Smart Pricing

Smart pricing is the way Google keeps advertisers happy with using AdWords on properties outside of search.  Adwords lets advertisers put a small image on their conversion page in order to track which ads produce sales. Google uses this information to determine how much to pay publishers who are displaying Adsense on their site.  Basically, Google will adjust the amount they pay downward for Adsense accounts that don’t convert very well to customers for the Adwords advertisers.

There isn’t a lot of information explaining smart pricing, but it appears to work like this.  Lets say Google normally charges an advertiser $1.00 for a click on an ad from your site and they split the money with you 50/50. (We don’t know how much this split is, so this is just a hypothetical number.) However, none of that traffic has converted to sales.  Google may then only charge the advertiser $0.50 and split it with you 75/25.  So now you may only get $0.125 from a click whereas you’d be getting $0.50 under the original scenario.
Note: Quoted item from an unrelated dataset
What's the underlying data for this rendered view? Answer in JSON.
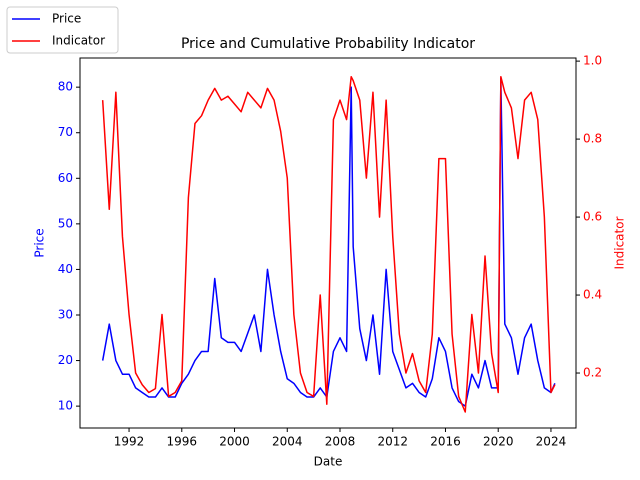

Originally smart pricing was said to work on an account basis.  So a bunch of low quality traffic on Site A that produces clicks and no sales can reduce the revenue you receive from Site B that has high quality traffic that produces sales. Google usually tries to do things in real time, so it wouldn’t surprise me if smart pricing has become a lot smarter.  Possible changes:

  • Per page or per site smart pricing.
  • Smart pricing based on where the traffic comes from or other attributes.
  • More dynamic changes to smart pricing — if every Tuesday your traffic doesn’t convert to sales, maybe you’ll be paid a lot less on that particular day.

If you want to get an idea of what is possible, look at the Insights section of your Google Analytics account.  It shows the types of comparisons with historical trends that are probably going to be used as part of the smart pricing calculations.